Le 4 février 1945, Staline, Roosevelt et Churchill se réunissent à Yalta (Ukraine), sur les bords de la mer Noire. Cette conférence au sommet marque le début de « l’après-guerre ». Depuis, la chute du « Mur de Berlin » a redistribué les cartes. 60 ans après, qui se souvient encore de ces accords qui devaient décider de l’avenir du monde occidental ?

Proposée dès septembre 1944 par le président américain, la conférence s’impose aux trois belligérants en raison de la rapide évolution de la situation militaire. Elle s’inscrit dans la continuité de la conférence de Téhéran (28 novembre - 2 décembre 1943) qui avait déjà largement scellé le sort de la Pologne et des pays Baltes (majuscule, d’après le Robert) et mis en évidence les analyses contrastées des Trois Grands vis-à-vis de la France.

Le choix de la station balnéaire de Yalta est un ukase de Staline qui exige que l’entrevue ait lieu sur la terre soviétique. Deux raisons à cela : il a peur de l’avion, mais il tient surtout à démontrer qu’il est le plus grand d’autant que l’Armée Rouge fonce irrésistiblement vers l’Ouest (Berlin n’est plus qu’à 100 km) alors que les Anglo-Saxons sont encore derrière le Rhin. Roosevelt, bien que très affaibli par sa maladie (qui est un secret d’Etat farouchement gardé), accepte de faire ce long déplacement.

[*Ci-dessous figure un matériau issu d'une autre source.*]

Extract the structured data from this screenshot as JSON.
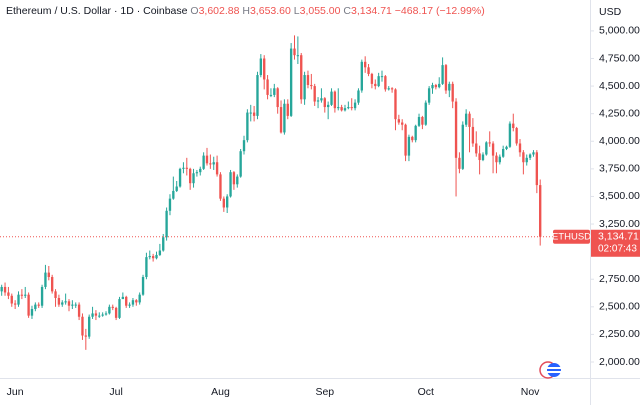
{
  "chart_data": {
    "type": "candlestick",
    "header": {
      "symbol": "Ethereum / U.S. Dollar · 1D · Coinbase",
      "open_key": "O",
      "open": "3,602.88",
      "high_key": "H",
      "high": "3,653.60",
      "low_key": "L",
      "low": "3,055.00",
      "close_key": "C",
      "close": "3,134.71",
      "change": "−468.17 (−12.99%)"
    },
    "currency": "USD",
    "price_tag": {
      "symbol": "ETHUSD",
      "price": "3,134.71",
      "countdown": "02:07:43"
    },
    "up_color": "#26a69a",
    "down_color": "#ef5350",
    "ylim": [
      1855,
      5280
    ],
    "yticks": [
      {
        "value": 2000,
        "label": "2,000.00"
      },
      {
        "value": 2250,
        "label": "2,250.00"
      },
      {
        "value": 2500,
        "label": "2,500.00"
      },
      {
        "value": 2750,
        "label": "2,750.00"
      },
      {
        "value": 3000,
        "label": "3,000.00"
      },
      {
        "value": 3250,
        "label": "3,250.00"
      },
      {
        "value": 3500,
        "label": "3,500.00"
      },
      {
        "value": 3750,
        "label": "3,750.00"
      },
      {
        "value": 4000,
        "label": "4,000.00"
      },
      {
        "value": 4250,
        "label": "4,250.00"
      },
      {
        "value": 4500,
        "label": "4,500.00"
      },
      {
        "value": 4750,
        "label": "4,750.00"
      },
      {
        "value": 5000,
        "label": "5,000.00"
      }
    ],
    "categories": [
      null,
      null,
      null,
      null,
      "Jun",
      null,
      null,
      null,
      null,
      null,
      null,
      null,
      null,
      null,
      null,
      null,
      null,
      null,
      null,
      null,
      null,
      null,
      null,
      null,
      null,
      null,
      null,
      null,
      null,
      null,
      null,
      null,
      null,
      null,
      "Jul",
      null,
      null,
      null,
      null,
      null,
      null,
      null,
      null,
      null,
      null,
      null,
      null,
      null,
      null,
      null,
      null,
      null,
      null,
      null,
      null,
      null,
      null,
      null,
      null,
      null,
      null,
      null,
      null,
      null,
      null,
      "Aug",
      null,
      null,
      null,
      null,
      null,
      null,
      null,
      null,
      null,
      null,
      null,
      null,
      null,
      null,
      null,
      null,
      null,
      null,
      null,
      null,
      null,
      null,
      null,
      null,
      null,
      null,
      null,
      null,
      null,
      null,
      "Sep",
      null,
      null,
      null,
      null,
      null,
      null,
      null,
      null,
      null,
      null,
      null,
      null,
      null,
      null,
      null,
      null,
      null,
      null,
      null,
      null,
      null,
      null,
      null,
      null,
      null,
      null,
      null,
      null,
      null,
      "Oct",
      null,
      null,
      null,
      null,
      null,
      null,
      null,
      null,
      null,
      null,
      null,
      null,
      null,
      null,
      null,
      null,
      null,
      null,
      null,
      null,
      null,
      null,
      null,
      null,
      null,
      null,
      null,
      null,
      null,
      null,
      "Nov",
      null,
      null,
      null
    ],
    "ohlc": [
      [
        2640,
        2700,
        2600,
        2680
      ],
      [
        2680,
        2720,
        2600,
        2630
      ],
      [
        2630,
        2680,
        2570,
        2600
      ],
      [
        2600,
        2620,
        2500,
        2530
      ],
      [
        2530,
        2560,
        2480,
        2520
      ],
      [
        2520,
        2640,
        2500,
        2610
      ],
      [
        2610,
        2660,
        2570,
        2600
      ],
      [
        2600,
        2680,
        2580,
        2610
      ],
      [
        2610,
        2630,
        2400,
        2420
      ],
      [
        2420,
        2510,
        2390,
        2480
      ],
      [
        2480,
        2540,
        2460,
        2520
      ],
      [
        2520,
        2540,
        2490,
        2510
      ],
      [
        2510,
        2700,
        2490,
        2680
      ],
      [
        2680,
        2880,
        2660,
        2810
      ],
      [
        2810,
        2870,
        2740,
        2770
      ],
      [
        2770,
        2790,
        2620,
        2640
      ],
      [
        2640,
        2660,
        2500,
        2580
      ],
      [
        2580,
        2610,
        2500,
        2520
      ],
      [
        2520,
        2560,
        2500,
        2540
      ],
      [
        2540,
        2620,
        2520,
        2550
      ],
      [
        2550,
        2570,
        2460,
        2510
      ],
      [
        2510,
        2560,
        2480,
        2520
      ],
      [
        2520,
        2540,
        2490,
        2520
      ],
      [
        2520,
        2540,
        2380,
        2410
      ],
      [
        2410,
        2440,
        2200,
        2240
      ],
      [
        2240,
        2300,
        2110,
        2230
      ],
      [
        2230,
        2430,
        2210,
        2410
      ],
      [
        2410,
        2500,
        2390,
        2440
      ],
      [
        2440,
        2470,
        2380,
        2420
      ],
      [
        2420,
        2450,
        2400,
        2420
      ],
      [
        2420,
        2450,
        2410,
        2430
      ],
      [
        2430,
        2460,
        2420,
        2440
      ],
      [
        2440,
        2520,
        2430,
        2500
      ],
      [
        2500,
        2520,
        2470,
        2490
      ],
      [
        2490,
        2500,
        2380,
        2400
      ],
      [
        2400,
        2590,
        2390,
        2570
      ],
      [
        2570,
        2630,
        2570,
        2590
      ],
      [
        2590,
        2600,
        2490,
        2510
      ],
      [
        2510,
        2540,
        2490,
        2520
      ],
      [
        2520,
        2580,
        2500,
        2560
      ],
      [
        2560,
        2570,
        2510,
        2540
      ],
      [
        2540,
        2630,
        2520,
        2610
      ],
      [
        2610,
        2790,
        2600,
        2770
      ],
      [
        2770,
        2990,
        2750,
        2950
      ],
      [
        2950,
        3010,
        2930,
        2960
      ],
      [
        2960,
        2980,
        2910,
        2940
      ],
      [
        2940,
        3000,
        2930,
        2970
      ],
      [
        2970,
        3070,
        2960,
        3010
      ],
      [
        3010,
        3160,
        3000,
        3130
      ],
      [
        3130,
        3400,
        3100,
        3370
      ],
      [
        3370,
        3520,
        3330,
        3480
      ],
      [
        3480,
        3680,
        3470,
        3550
      ],
      [
        3550,
        3640,
        3540,
        3590
      ],
      [
        3590,
        3760,
        3580,
        3750
      ],
      [
        3750,
        3810,
        3710,
        3760
      ],
      [
        3760,
        3850,
        3690,
        3750
      ],
      [
        3750,
        3760,
        3560,
        3620
      ],
      [
        3620,
        3750,
        3580,
        3710
      ],
      [
        3710,
        3740,
        3680,
        3720
      ],
      [
        3720,
        3770,
        3690,
        3750
      ],
      [
        3750,
        3900,
        3740,
        3870
      ],
      [
        3870,
        3940,
        3780,
        3800
      ],
      [
        3800,
        3880,
        3750,
        3790
      ],
      [
        3790,
        3860,
        3740,
        3810
      ],
      [
        3810,
        3870,
        3680,
        3700
      ],
      [
        3700,
        3720,
        3460,
        3480
      ],
      [
        3480,
        3500,
        3360,
        3400
      ],
      [
        3400,
        3520,
        3350,
        3500
      ],
      [
        3500,
        3740,
        3490,
        3720
      ],
      [
        3720,
        3730,
        3560,
        3610
      ],
      [
        3610,
        3700,
        3580,
        3680
      ],
      [
        3680,
        3930,
        3670,
        3910
      ],
      [
        3910,
        4050,
        3880,
        4010
      ],
      [
        4010,
        4290,
        3990,
        4260
      ],
      [
        4260,
        4330,
        4180,
        4260
      ],
      [
        4260,
        4320,
        4180,
        4230
      ],
      [
        4230,
        4630,
        4200,
        4600
      ],
      [
        4600,
        4790,
        4580,
        4750
      ],
      [
        4750,
        4780,
        4470,
        4560
      ],
      [
        4560,
        4600,
        4380,
        4420
      ],
      [
        4420,
        4480,
        4400,
        4420
      ],
      [
        4420,
        4520,
        4400,
        4480
      ],
      [
        4480,
        4490,
        4250,
        4310
      ],
      [
        4310,
        4370,
        4070,
        4080
      ],
      [
        4080,
        4380,
        4060,
        4340
      ],
      [
        4340,
        4380,
        4200,
        4230
      ],
      [
        4230,
        4890,
        4220,
        4840
      ],
      [
        4840,
        4960,
        4740,
        4780
      ],
      [
        4780,
        4950,
        4700,
        4780
      ],
      [
        4780,
        4800,
        4340,
        4380
      ],
      [
        4380,
        4630,
        4330,
        4600
      ],
      [
        4600,
        4640,
        4480,
        4510
      ],
      [
        4510,
        4610,
        4470,
        4500
      ],
      [
        4500,
        4520,
        4320,
        4360
      ],
      [
        4360,
        4400,
        4300,
        4370
      ],
      [
        4370,
        4480,
        4350,
        4390
      ],
      [
        4390,
        4400,
        4260,
        4310
      ],
      [
        4310,
        4360,
        4200,
        4330
      ],
      [
        4330,
        4480,
        4320,
        4450
      ],
      [
        4450,
        4460,
        4260,
        4300
      ],
      [
        4300,
        4480,
        4280,
        4310
      ],
      [
        4310,
        4330,
        4270,
        4280
      ],
      [
        4280,
        4330,
        4270,
        4300
      ],
      [
        4300,
        4360,
        4290,
        4310
      ],
      [
        4310,
        4390,
        4280,
        4300
      ],
      [
        4300,
        4380,
        4280,
        4350
      ],
      [
        4350,
        4480,
        4330,
        4460
      ],
      [
        4460,
        4740,
        4440,
        4720
      ],
      [
        4720,
        4770,
        4620,
        4670
      ],
      [
        4670,
        4700,
        4590,
        4610
      ],
      [
        4610,
        4620,
        4480,
        4520
      ],
      [
        4520,
        4560,
        4470,
        4500
      ],
      [
        4500,
        4620,
        4490,
        4590
      ],
      [
        4590,
        4640,
        4540,
        4590
      ],
      [
        4590,
        4600,
        4450,
        4470
      ],
      [
        4470,
        4500,
        4460,
        4480
      ],
      [
        4480,
        4490,
        4440,
        4470
      ],
      [
        4470,
        4480,
        4100,
        4200
      ],
      [
        4200,
        4240,
        4150,
        4170
      ],
      [
        4170,
        4200,
        4100,
        4150
      ],
      [
        4150,
        4160,
        3820,
        3870
      ],
      [
        3870,
        4060,
        3820,
        4040
      ],
      [
        4040,
        4050,
        3990,
        4010
      ],
      [
        4010,
        4150,
        3990,
        4140
      ],
      [
        4140,
        4250,
        4130,
        4220
      ],
      [
        4220,
        4230,
        4110,
        4150
      ],
      [
        4150,
        4370,
        4140,
        4350
      ],
      [
        4350,
        4500,
        4330,
        4480
      ],
      [
        4480,
        4530,
        4430,
        4510
      ],
      [
        4510,
        4520,
        4470,
        4490
      ],
      [
        4490,
        4580,
        4480,
        4520
      ],
      [
        4520,
        4760,
        4510,
        4690
      ],
      [
        4690,
        4700,
        4430,
        4460
      ],
      [
        4460,
        4540,
        4400,
        4520
      ],
      [
        4520,
        4540,
        4300,
        4360
      ],
      [
        4360,
        4390,
        3500,
        3850
      ],
      [
        3850,
        3900,
        3710,
        3750
      ],
      [
        3750,
        4180,
        3740,
        4150
      ],
      [
        4150,
        4290,
        4130,
        4250
      ],
      [
        4250,
        4270,
        3900,
        4130
      ],
      [
        4130,
        4210,
        3950,
        3980
      ],
      [
        3980,
        4090,
        3860,
        3890
      ],
      [
        3890,
        3960,
        3700,
        3830
      ],
      [
        3830,
        3900,
        3820,
        3880
      ],
      [
        3880,
        4000,
        3870,
        3990
      ],
      [
        3990,
        4090,
        3950,
        3980
      ],
      [
        3980,
        4000,
        3710,
        3870
      ],
      [
        3870,
        3900,
        3710,
        3810
      ],
      [
        3810,
        3880,
        3790,
        3860
      ],
      [
        3860,
        3960,
        3850,
        3930
      ],
      [
        3930,
        3960,
        3920,
        3950
      ],
      [
        3950,
        4180,
        3940,
        4160
      ],
      [
        4160,
        4250,
        4090,
        4120
      ],
      [
        4120,
        4130,
        3960,
        3980
      ],
      [
        3980,
        4020,
        3860,
        3900
      ],
      [
        3900,
        3920,
        3700,
        3810
      ],
      [
        3810,
        3880,
        3780,
        3850
      ],
      [
        3850,
        3890,
        3830,
        3880
      ],
      [
        3880,
        3920,
        3860,
        3900
      ],
      [
        3900,
        3920,
        3530,
        3602.88
      ],
      [
        3602.88,
        3653.6,
        3055,
        3134.71
      ]
    ]
  }
}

La France n’est pas invitée

La France est absente des débats. Pourtant Staline et Churchill n’étaient pas formellement opposés à ce qu’elle soit à leurs côtés. Le refus explicite vient du président Roosevelt qui charge son premier conseiller et ami Harry Hopkins d’en informer le général de Gaulle quelques jours avant la conférence. Le 5 février, parlant à la radio, de Gaulle formule cet avertissement : « [...] Quant au règlement de la paix future, nous avons fait connaître à nos alliés que la France ne serait, bien entendu, engagée par absolument rien qu’elle n’aurait été à même de discuter et d’approuver au même titre que les autres....Je précise que la présence des forces françaises d’un bout à l’autre du Rhin, la séparation des territoires de la rive gauche du fleuve et du bassin de la Ruhr de ce que sera l’Etat allemand, l’indépendance des nations polonaise, tchécoslovaque, autrichienne et balkaniques, sont des conditions que la France juge essentielles [ ...] »

Les négociations

Entre temps, les délégations américaine et britannique, 150 personnes au total, atterrissent sur l’aérodrome de Saki, à 200 km de Yalta. Le trajet par une route de montagne, 6 heures sont nécessaires, détériore encore un peu plus le mauvais état de santé de Roosevelt. Les conditions d’hébergement sont médiocres, sauf pour les chefs d’Etat. Les généraux britanniques sont 4 ou 5 par chambre et n’ont qu’une salle de bain pour 20. La délégation américaine n’est pas mieux lotie : une chambre pour 8 généraux. Et que dire des colonels entassés à 16 dans un dortoir ! Cette promiscuité ne sera pas sans effet sur les relations tripartites.

Les négociateurs se retrouvent au palais de Livadia. Un sommet quotidien des ministres des affaires étrangères (Molotov, Eden et Stettinius) a lieu après chaque séance de travail des délégations. Dans l’après-midi, les séances plénières se déroulent avec l’ensemble des participants dans l’ancienne salle du trône (23 m sur 10). L’ordre du jour n’est guère suivi, d’où beaucoup d’incohérences dans les entretiens entre les Trois Grands. La table de négociation où siègent Staline, Roosevelt et Churchill est ronde. En retrait trois « arcs » : le russe où les civils sont majoritaires (Molotov, Gromyko, Pavlov, Maïsky, Vychinski), le britannique à dominante militaire (Alexander, Brooke, Portal, Ismay), et enfin l’américain, marqué par la maladie. En effet, outre Roosevelt qui se meurt (il décèdera deux mois plus tard), Harry Hopkins, son éminence grise, n’est guère en meilleur état de santé. Les généraux américains (Marshall, Deane, Kuter, McFarland, King, Leahy) sont, quant à eux, soumis à l’autoritarisme de leur Président.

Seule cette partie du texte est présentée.